À l'accueil, Bianca me fait comme toujours son grand sourire remplie de pitié et comme toujours je la fusille du regard.
Nous patientons dans la salle d'attente avant que le docteur Collins vienne à notre rencontre. Il donne une poignée de main à ma tante, puis me fait un signe de tête en souriant timidement.

Nous entrons dans son petit bureau. Il me demande comment je vais alors je réponds sur un ton faussement ironique que je vais plutôt bien pour une mourante presque sans coeur. Ça ne le fait pas rire, ni ma tante, mais moi ça me fait rire. Ma tante lui dit qu'il faut me remettre le concentreur d'oxygène avec le masque pour la nuit parce que je peine à respirer, bla-bla-bla. Bien sur, le docteur Collins accepte. Ils parlent ensuite de mon traitement, je n'écoute pas vraiment parce que je m'en fous. Et puis ils n'ont pas vraiment l'attention de m'inclure dans leur conversation. Ils me comptent peut-être déjà dans les fantômes. En les coupant soudainement, je demande brusquement :
—Combien de temps me reste t-il ? (Ils me regardent tous les deux avec des yeux écarquillés)
—Comment ça ? répond Docteur Collins.
—Eh ben ! Combien de temps me reste t-il à vivre ? Du moins, à faire semblant, dis-je en riant. Alors, combien de temps ? (Docteur Collins me regarde avec de la pitié, je le déteste, quant à ma tante, des larmes roulent sur ses joues, encore).
—Ce n'est pas important, et c'est mieux de ne pas savoir, tu sais, tu es sur la liste d'attente pour la greffe de cœur, il te faut juste de la chance...
—De la chance ? De la chance ! Mais vous vous écoutez, hurlé-je en me levant de la chaise et en tapant mes poings sur son bureau, la chance, comme vous dites, ce serai que quelqu'un meurt pour me donner son coeur putain ! Je ne veux pas de ça ! Je n'ai jamais voulu être sur cette foutu liste d'attente qui de toute façon ne sert à rien ! Et je ne veux pas le coeur de quelqu'un d'autre, le mien n'est pas capable de fonctionner correctement et c'est comme ça, c'est tout !
—Je... heu, bafouille le docteur.
—Et dite moi combien de temps il me reste !
—Et bien, au mieux, au maximum il te reste...
—Vous savez très bien que vos «maximums » (je le dis en mimant des guillemets) ne sont jamais vrais ! Alors dites moi, vraiment.
—Six mois, si votre corps n'est pas affaiblie par une autre maladie, six mois. Mais votre système immunitaire est de plus en plus faible, une simple gastro pourrait vous tuer. Et, heu... votre cancer, du moins, il y a encore des cellules cancéreuse dans votre corps, pour l'instant elles ne sont pas dangereuse, mais si elles prolifèrent... et bien, votre cancer pourrait récidiver. 
—Ba voila, c'était pas si difficile, réponds-je en me rasseyant.
Je connais maintenant ma date de péremption. J'arrive déjà bientôt à ma date limite. Je n'ai plus que six mois à "vivre". De toute façon ma mort ne changera rien, je suis déjà morte,  pas physiquement non, mais je le suis déjà, je ne vis plus, je ne peux plus, je ne veux plus, car continuer à vivre me ferait aimer la vie, et quand on aime, on en veut toujours plus, et je ne peux pas avoir plus. Mais il me reste encore six mois. 

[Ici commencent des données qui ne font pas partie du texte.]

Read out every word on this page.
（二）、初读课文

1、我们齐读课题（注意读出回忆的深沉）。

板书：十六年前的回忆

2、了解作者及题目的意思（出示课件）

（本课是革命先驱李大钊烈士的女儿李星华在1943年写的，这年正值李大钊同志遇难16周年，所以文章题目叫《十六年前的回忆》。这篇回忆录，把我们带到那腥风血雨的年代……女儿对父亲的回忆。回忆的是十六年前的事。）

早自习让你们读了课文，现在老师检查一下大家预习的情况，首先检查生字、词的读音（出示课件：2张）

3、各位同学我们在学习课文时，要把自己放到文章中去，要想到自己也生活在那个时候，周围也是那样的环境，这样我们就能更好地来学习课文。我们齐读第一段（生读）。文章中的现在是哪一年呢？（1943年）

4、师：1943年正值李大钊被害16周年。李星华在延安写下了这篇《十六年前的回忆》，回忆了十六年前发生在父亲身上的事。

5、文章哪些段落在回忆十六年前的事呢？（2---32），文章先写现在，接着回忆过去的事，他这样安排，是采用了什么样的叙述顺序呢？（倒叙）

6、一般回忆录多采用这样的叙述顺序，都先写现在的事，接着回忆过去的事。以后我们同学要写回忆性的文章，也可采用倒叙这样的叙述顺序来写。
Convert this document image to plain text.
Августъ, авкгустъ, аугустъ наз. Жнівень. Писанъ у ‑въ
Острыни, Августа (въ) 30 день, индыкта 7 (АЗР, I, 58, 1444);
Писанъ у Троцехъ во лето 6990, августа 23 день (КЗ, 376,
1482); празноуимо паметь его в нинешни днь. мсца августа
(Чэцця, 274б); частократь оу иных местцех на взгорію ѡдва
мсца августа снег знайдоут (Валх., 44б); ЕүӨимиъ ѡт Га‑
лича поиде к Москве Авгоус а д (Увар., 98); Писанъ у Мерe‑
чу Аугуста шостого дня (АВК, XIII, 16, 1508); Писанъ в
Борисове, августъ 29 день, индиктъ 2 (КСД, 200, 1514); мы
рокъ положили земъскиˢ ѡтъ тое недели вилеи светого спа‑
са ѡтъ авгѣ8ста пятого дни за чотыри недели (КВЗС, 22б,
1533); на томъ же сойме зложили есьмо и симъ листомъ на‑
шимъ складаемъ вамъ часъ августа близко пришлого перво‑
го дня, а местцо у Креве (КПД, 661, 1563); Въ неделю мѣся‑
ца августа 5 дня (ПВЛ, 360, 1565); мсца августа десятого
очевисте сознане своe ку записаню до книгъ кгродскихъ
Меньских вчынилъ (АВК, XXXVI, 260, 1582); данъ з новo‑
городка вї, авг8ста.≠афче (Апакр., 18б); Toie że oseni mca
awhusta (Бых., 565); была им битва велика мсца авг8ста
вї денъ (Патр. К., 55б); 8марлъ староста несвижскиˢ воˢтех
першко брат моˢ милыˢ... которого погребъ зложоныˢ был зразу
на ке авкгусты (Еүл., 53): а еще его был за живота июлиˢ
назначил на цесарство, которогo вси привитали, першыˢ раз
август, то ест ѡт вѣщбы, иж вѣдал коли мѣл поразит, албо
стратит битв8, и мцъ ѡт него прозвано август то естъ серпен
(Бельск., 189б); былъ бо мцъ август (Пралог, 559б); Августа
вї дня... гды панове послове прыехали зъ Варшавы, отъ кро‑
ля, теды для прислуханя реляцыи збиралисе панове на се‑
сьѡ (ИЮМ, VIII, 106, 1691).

Parfois, même si je ne l'admettrai jamais, c'est difficile de ne pas pouvoir rêver, de savoir que je n'irai jamais à l'université, que je ne deviendrai jamais médecin comme je l'avais rêvé quand j'étais enfant, je ne connaîtrai jamais l'amour et n'aurai jamais d'enfant, je n'aurai jamais de maison, de chez moi. En fait, je vais mourir avant d'avoir connu la vie.

Ma tante sanglote en se cachant le visage de ses mains. Je touche son épaule, elle essuie ses yeux et se lève. Le Docteur Collins lui dit qu'un concentreur d'oxygène ainsi que les médicaments seront directement livrés chez nous. Je recule vers la porte pour l'ouvrir, ma tante serre la main du docteur et se retourne pour me rejoindre.
Enfin, nous quittons l'hôpital et regagnons la voiture, toujours en silence.

Lorsque nous arrivons à la maison, elle brise timidement le silence qui s'était installé entre nous :
—Tu as faim ?
—Non.
—Ok.
—Abby, je suis désolée, dis-je sincèrement en la regardant dans les yeux.
—Ne t'inquiète pas, Gaëlle, ça va, me répond-elle en souriant tendrement. Je souris à mon tour, du moins, un sourire qui ressemble plutôt à une grimace. 

Je prépare mon sac et ma tenue pour demain que je plie soigneusement et que je pose sur mon bureau. Demain c'est lundi et je vais au lycée. Je ne sais même pas pourquoi je veux toujours y aller, sûrement car je ne veux pas m'apitoyer sur mon sort. 

Je m'allonge sur mon lit et fixe le plafond. Je suis trop dur avec ma tante, elle a toujours été là pour moi et je la traite mal, trop mal, mais c'est ce que je fais avec tout le monde, c'est pour les forcer à ne pas m'apprécier, c'est la seule solution que j'ai trouvé, les mots qui blessent. Ma tante a toujours été là pour nous, pour moi. Quand ma mère est morte, elle n'a pas hésité une seule seconde à signer les papiers pour m'adopter. Elle m'a toujours soutenue, et je sais qu'elle me considère comme la fille qu'elle n'a jamais pu avoir.
Elle avait eu un mari, elle était tombée enceinte, elle était heureuse, vraiment heureuse, elle avait même dit que son plus grand rêve allait se réaliser, elle allait devenir maman, mais au bout du deuxième mois elle a fait une fausse couche. Son enfoiré de mari lui a dit qu'elle était incapable de lui donner un enfant alors il l'a quitté et deux semaines plus tard, il a demandé le divorce. Un an après, son beau frère et son neveu sont morts, puis ensuite, sa sœur. Et bientôt, sa nièce mourra aussi.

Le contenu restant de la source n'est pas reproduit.